Boosting Multimedia Recommendation via Separate Generic and Unique Awareness

Multimedia recommendation, which incorporates various modalities (e.g., images, texts, etc.) into user or item representation to improve recommendation quality, has received widespread attention. Recent methods mainly focus on cross-modal alignment with self-supervised learning to obtain higher quality representation. Despite remarkable performance, we argue that there is still a limitation: completely aligning representation undermines modality-unique information. We consider that cross-modal alignment is right, but it should not be the entirety, as different modalities contain generic information between them, and each modality also contains unique information. Simply aligning each modality may ignore modality-unique features, thus degrading the performance of multimedia recommendation. To tackle the above limitation, we propose a Separate Alignment aNd Distancing framework (SAND) for multimedia recommendation, which concurrently learns both modal-unique and -generic representation to achieve more comprehensive items representation. First, we split each modal feature into generic and unique part. Then, in the alignment module, for better integration of semantic information between different modalities , we design a SoloSimLoss to align generic modalities. Furthermore, in the distancing module, we aim to distance the unique modalities from the modal-generic so that each modality retains its unique and complementary information. In the light of the flexibility of our framework, we give two technical solutions, the more capable mutual information minimization and the simple negative l2 distance.
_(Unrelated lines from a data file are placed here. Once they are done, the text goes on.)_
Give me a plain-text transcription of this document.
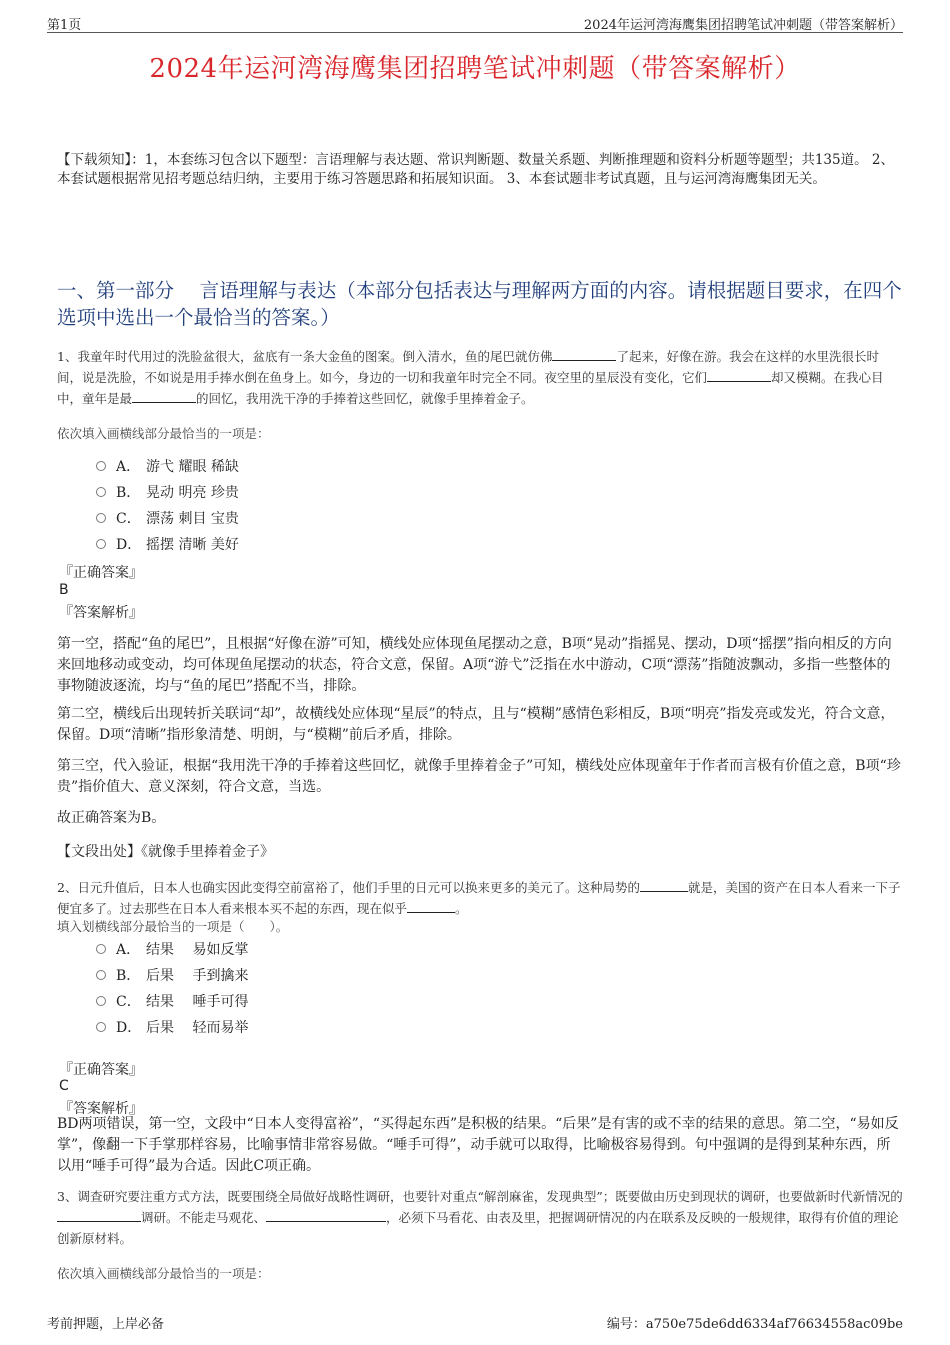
第1页	2024年运河湾海鹰集团招聘笔试冲刺题（带答案解析）
2024年运河湾海鹰集团招聘笔试冲刺题（带答案解析）
【下载须知】：1，本套练习包含以下题型：言语理解与表达题、常识判断题、数量关系题、判断推理题和资料分析题等题型；共135道。 2、本套试题根据常见招考题总结归纳，主要用于练习答题思路和拓展知识面。 3、本套试题非考试真题，且与运河湾海鹰集团无关。
一、第一部分　 言语理解与表达（本部分包括表达与理解两方面的内容。请根据题目要求，在四个选项中选出一个最恰当的答案。）
1、我童年时代用过的洗脸盆很大，盆底有一条大金鱼的图案。倒入清水，鱼的尾巴就仿佛	了起来，好像在游。我会在这样的水里洗很长时间，说是洗脸，不如说是用手捧水倒在鱼身上。如今，身边的一切和我童年时完全不同。夜空里的星辰没有变化，它们	却又模糊。在我心目中，童年是最	的回忆，我用洗干净的手捧着这些回忆，就像手里捧着金子。
依次填入画横线部分最恰当的一项是：
A． 游弋 耀眼 稀缺
B． 晃动 明亮 珍贵
C． 漂荡 刺目 宝贵
D． 摇摆 清晰 美好
『正确答案』
B
『答案解析』
第一空，搭配“鱼的尾巴”，且根据“好像在游”可知，横线处应体现鱼尾摆动之意，B项“晃动”指摇晃、摆动，D项“摇摆”指向相反的方向来回地移动或变动，均可体现鱼尾摆动的状态，符合文意，保留。A项“游弋”泛指在水中游动，C项“漂荡”指随波飘动，多指一些整体的事物随波逐流，均与“鱼的尾巴”搭配不当，排除。
第二空，横线后出现转折关联词“却”，故横线处应体现“星辰”的特点，且与“模糊”感情色彩相反，B项“明亮”指发亮或发光，符合文意，保留。D项“清晰”指形象清楚、明朗，与“模糊”前后矛盾，排除。
第三空，代入验证，根据“我用洗干净的手捧着这些回忆，就像手里捧着金子”可知，横线处应体现童年于作者而言极有价值之意，B项“珍贵”指价值大、意义深刻，符合文意，当选。
故正确答案为B。
【文段出处】《就像手里捧着金子》
2、日元升值后，日本人也确实因此变得空前富裕了，他们手里的日元可以换来更多的美元了。这种局势的	就是，美国的资产在日本人看来一下子便宜多了。过去那些在日本人看来根本买不起的东西，现在似乎	。
填入划横线部分最恰当的一项是（　　）。
A． 结果　 易如反掌
B． 后果　 手到擒来
C． 结果　 唾手可得
D． 后果　 轻而易举
『正确答案』
C
『答案解析』
BD两项错误，第一空，文段中“日本人变得富裕”，“买得起东西”是积极的结果。“后果”是有害的或不幸的结果的意思。第二空，“易如反掌”，像翻一下手掌那样容易，比喻事情非常容易做。“唾手可得”，动手就可以取得，比喻极容易得到。句中强调的是得到某种东西，所以用“唾手可得”最为合适。因此C项正确。
3、调查研究要注重方式方法，既要围绕全局做好战略性调研，也要针对重点“解剖麻雀，发现典型”；既要做由历史到现状的调研，也要做新时代新情况的调研。不能走马观花、	，必须下马看花、由表及里，把握调研情况的内在联系及反映的一般规律，取得有价值的理论创新原材料。
依次填入画横线部分最恰当的一项是：
考前押题，上岸必备	编号：a750e75de6dd6334af76634558ac09be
Finally, extensive experimental results on three popular datasets demonstrate the effectiveness and generalization of our proposed framework.

翻译：多媒体推荐通过将多种模态（如图像、文本等）融入用户或物品表征以提升推荐质量，已获得广泛关注。现有方法主要关注基于自监督学习的跨模态对齐，以获取更高质量的表征。尽管性能显著，我们认为仍存在一个局限：完全对齐表征会损害模态独特信息。我们认为跨模态对齐是正确的，但不应是全部，因为不同模态间既包含通用信息，每个模态也包含独特信息。简单对齐各模态可能忽略模态独特特征，从而降低多媒体推荐性能。为解决上述局限，我们提出一个用于多媒体推荐的分离对齐与距离化框架（SAND），该框架同时学习模态独特与通用表征，以获得更全面的物品表征。首先，我们将每个模态特征分割为通用部分与独特部分。随后，在对齐模块中，为更好地整合不同模态间的语义信息，我们设计了SoloSimLoss以对齐通用模态。此外，在距离化模块中，我们旨在使独特模态远离模态通用部分，从而使每个模态保留其独特且互补的信息。鉴于我们框架的灵活性，我们提供了两种技术方案：能力更强的互信息最小化方法以及简单的负L2距离方法。最后，在三个流行数据集上的大量实验结果证明了我们提出框架的有效性与泛化能力。